Thank you @FlattestWhite for the detailed breakdown of the challenges in expanding the developer bandwidth. I completely agree and fully support your four points. Though I would like to add:

  1. Despite adding new product personnel in complex software projects being a short term drag on productivity (know all about it as I run a satellite API company…), we need to proactively be onboarding more engineering sources, if we in ~3 months want to increase velocity. Maybe we are actively doing this already and I missed it, but if not it feels to me like it would be a relatively high priority task for someone (happy to help out), to piece together a plan to increase bandwidth. Understand many priorities right now but definitely think in a year we will not regret address dealing with this early.
  2. Given that retention is challenging given the nature of work and tough competition for talent, as well as the narrow talent pool, it might be worth to attract someone for a Head of People/Talent role. This role would include identifying + filling our talent needs, retaining talent, being an independent person resolving incentive misalignment etc. Given our aggressive growth plans, it would imo be wise to onboard such a person sooner than later as the Coop’s people are ultimately what will make it successful.
3 Likes

Just wanted to circle back and thank everyone for their input and support, especially @FlattestWhite and @robdog for raising important points on scaling up the engineering team!

@Cavalier_Eth and I are looking forward to building on this conversation in future posts and the upcoming Future of Product and Engineering workshop.

7 Likes

Maybe an example of how prioritization is handled in a web2 tech company can give some new ideas. Prioritization is our biggest challenge. Resources are scarce and, with every release, we need to decide what to build and what not.

How priorities are decided?
There is no magic formula to identify a high-priority development. We try to decide that by asking ourselves what will bring more value to the customer. Value can be derived in many ways: financial pay-off, customers’ experience, time to market, tech complexity, and so on. We don’t use a fixed formula for this (maybe something that we can introduce?). Prioritization calls are made by taking into account all the previous factors.

Who decides the priorities?
This is the product team. The reason is that product represents in our organization the crossing between the business and the development side. They are the team that has the most context in what the market needs on one side and what can be built on the other side. They also have the right information to “calculate” the product added value, which is used to determine priorities.

How priorities are communicated?
We use a product backlog (a list of all the things that we plan to do no matter how far in the future). The product features are ordered in the backlog according to their value.

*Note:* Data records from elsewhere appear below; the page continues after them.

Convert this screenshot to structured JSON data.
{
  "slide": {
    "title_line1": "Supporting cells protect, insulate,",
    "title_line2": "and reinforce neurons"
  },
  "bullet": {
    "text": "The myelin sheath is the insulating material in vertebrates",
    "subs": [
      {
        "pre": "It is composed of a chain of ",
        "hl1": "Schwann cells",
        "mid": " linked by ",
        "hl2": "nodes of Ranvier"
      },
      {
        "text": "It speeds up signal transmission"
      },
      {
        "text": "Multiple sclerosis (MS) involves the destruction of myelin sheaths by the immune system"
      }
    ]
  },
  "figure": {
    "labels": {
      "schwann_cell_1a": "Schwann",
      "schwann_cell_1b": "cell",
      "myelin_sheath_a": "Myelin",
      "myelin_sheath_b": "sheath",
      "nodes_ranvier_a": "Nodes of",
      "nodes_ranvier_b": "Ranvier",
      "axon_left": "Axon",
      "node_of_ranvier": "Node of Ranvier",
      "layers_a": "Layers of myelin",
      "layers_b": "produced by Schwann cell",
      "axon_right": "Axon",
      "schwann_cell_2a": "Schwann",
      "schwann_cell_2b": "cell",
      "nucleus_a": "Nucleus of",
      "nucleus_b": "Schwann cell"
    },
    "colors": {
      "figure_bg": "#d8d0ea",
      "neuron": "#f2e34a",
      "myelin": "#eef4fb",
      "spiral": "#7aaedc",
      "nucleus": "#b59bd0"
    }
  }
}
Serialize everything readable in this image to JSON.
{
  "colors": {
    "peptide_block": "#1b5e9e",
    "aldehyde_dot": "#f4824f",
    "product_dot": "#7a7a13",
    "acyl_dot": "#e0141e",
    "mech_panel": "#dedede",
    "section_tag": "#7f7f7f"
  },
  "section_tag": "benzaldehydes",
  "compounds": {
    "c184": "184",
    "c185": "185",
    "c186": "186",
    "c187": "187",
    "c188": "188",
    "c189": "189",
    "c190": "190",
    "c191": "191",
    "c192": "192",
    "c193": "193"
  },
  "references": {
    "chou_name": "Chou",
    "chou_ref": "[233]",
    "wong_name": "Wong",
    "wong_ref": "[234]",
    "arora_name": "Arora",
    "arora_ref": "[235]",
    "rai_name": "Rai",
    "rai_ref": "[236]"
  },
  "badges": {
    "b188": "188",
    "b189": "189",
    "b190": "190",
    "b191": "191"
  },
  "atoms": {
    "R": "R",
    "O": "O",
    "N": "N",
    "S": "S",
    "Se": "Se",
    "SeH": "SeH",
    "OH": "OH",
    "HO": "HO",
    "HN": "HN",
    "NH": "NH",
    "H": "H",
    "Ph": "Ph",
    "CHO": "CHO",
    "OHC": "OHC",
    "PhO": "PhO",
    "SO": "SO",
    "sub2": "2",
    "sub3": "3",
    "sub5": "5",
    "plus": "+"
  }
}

The items at the top are the ones with the highest prio. while at the bottom you have the least priority. The backlog is publicly available. It makes clear for engineers what is the next thing to focus on as well as for other parties to know what is the next product/feature to be launched.

Happy to share more of my web2 product experience if you find it useful :slight_smile:

4 Likes

New engineer here! Your post was a super informative read. Thanks! A couple thoughts…

A steady backlog of non-critical engineering work that will allow new engineers to be mentored and on-boarded into the code base. This relates to point no.1 as a prerequisite to having a new engineer be onboarded is having a steady stream of work.

This is a great suggestion and could likely take the form of a Jira backlog or similar issue tracking product - even a free Trello board.

Commitment from existing engineering team to carve out time to mentor and onboard potential new contributors which is balanced out with critical product work. Long term, the dependency on Set Labs Engineering is removed.

Index Coop recommends completing CryptoZombies but not much else. Perhaps Index Coop-specific documentation/tutorials could lighten the burden on the existing team to mentor newbies.

2 Likes

Great post. Let me add that a lot of the methodologists have a quantitative background and so some of the math-oriented, non-programming work could be delegated to them. I’m thinking of liquidity analysis for example.